SABAHATTİN ALİ YENİDEN EDREMİTTE DOĞDU
EDREMİT iz bırakan kentler arasındaki Kahramanları ile onur duyarken, Sabahattin Ali,kurtuluş savaşı kahramanı Kaymakam Şehit Hamdibey Kuvayi milliye anıları, Bestekar,Klarnet üstadı,Şükrü Tunar,Sazıyla Ali Ekber Çicek,Sanatçı Tuncer Kurtiz ve dünyanın gözbebeği mavinin yeşile dayanmış Kazdağları derken bir ilke imza attı “SABAHATTİN ALİ ANI EVİ”

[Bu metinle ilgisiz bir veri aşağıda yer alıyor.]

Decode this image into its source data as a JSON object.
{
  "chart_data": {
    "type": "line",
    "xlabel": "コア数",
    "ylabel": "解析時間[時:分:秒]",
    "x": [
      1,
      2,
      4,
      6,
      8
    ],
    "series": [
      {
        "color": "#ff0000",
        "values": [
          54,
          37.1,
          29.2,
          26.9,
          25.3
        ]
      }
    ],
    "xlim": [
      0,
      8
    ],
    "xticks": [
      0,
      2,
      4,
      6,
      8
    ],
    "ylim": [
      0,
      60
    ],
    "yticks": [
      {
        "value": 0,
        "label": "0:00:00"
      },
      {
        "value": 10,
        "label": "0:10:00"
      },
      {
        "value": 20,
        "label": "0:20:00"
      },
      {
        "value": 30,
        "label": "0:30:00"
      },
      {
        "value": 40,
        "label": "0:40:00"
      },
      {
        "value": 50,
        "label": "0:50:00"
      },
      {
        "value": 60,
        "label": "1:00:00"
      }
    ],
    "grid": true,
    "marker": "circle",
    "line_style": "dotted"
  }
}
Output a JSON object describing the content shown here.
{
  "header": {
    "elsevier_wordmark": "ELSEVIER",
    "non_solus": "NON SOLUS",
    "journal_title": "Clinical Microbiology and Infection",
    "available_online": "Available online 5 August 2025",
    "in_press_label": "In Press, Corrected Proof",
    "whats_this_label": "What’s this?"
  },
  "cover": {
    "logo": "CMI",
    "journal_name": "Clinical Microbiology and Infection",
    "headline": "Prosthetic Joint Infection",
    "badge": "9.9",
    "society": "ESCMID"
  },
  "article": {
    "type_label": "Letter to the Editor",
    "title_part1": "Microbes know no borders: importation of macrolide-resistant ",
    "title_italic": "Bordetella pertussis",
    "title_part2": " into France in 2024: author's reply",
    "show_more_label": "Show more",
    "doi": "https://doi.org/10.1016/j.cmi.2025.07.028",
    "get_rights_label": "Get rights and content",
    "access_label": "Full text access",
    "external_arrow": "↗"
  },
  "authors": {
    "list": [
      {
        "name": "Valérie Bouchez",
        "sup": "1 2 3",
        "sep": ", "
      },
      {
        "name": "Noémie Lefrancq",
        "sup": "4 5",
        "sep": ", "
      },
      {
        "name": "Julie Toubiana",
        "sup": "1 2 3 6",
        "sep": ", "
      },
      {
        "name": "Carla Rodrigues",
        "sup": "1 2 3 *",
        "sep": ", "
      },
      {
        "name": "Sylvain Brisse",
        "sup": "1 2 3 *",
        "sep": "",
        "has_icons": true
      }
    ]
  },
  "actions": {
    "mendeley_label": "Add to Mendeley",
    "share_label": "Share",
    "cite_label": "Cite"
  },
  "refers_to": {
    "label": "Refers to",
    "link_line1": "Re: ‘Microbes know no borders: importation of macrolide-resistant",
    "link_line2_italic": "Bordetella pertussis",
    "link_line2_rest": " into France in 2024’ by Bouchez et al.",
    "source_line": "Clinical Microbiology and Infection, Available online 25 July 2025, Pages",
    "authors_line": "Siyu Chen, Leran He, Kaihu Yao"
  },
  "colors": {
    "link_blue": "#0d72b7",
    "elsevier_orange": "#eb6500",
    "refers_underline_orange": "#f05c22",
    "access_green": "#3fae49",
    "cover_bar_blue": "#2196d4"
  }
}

Cumhuriyet tarihimizin Edebiyat yapı taşlarından Şair,Yazar, Edremit’te başlayan ve Kırklarelinde 2 Nisan 1948 de 41 yaşında yaşamı meçhul bir konumda son bulan Sabahattin ALİ Edremit’te, yaşadığı ev 103 yıl sonra geçmişten,geleceğe taşımak,hak ettiği değeri ölümsüzleştirirken,anı eşyalarıyla bütünleşen (Fotoğraflar,Gözlük,Pipo,Sigara tabakası.Takım elbise..v.s) hatıraları hissederek yaşama için Edremit belediyesinin ayakta alkışlanacak, topluma bir armağanıdır anı evi…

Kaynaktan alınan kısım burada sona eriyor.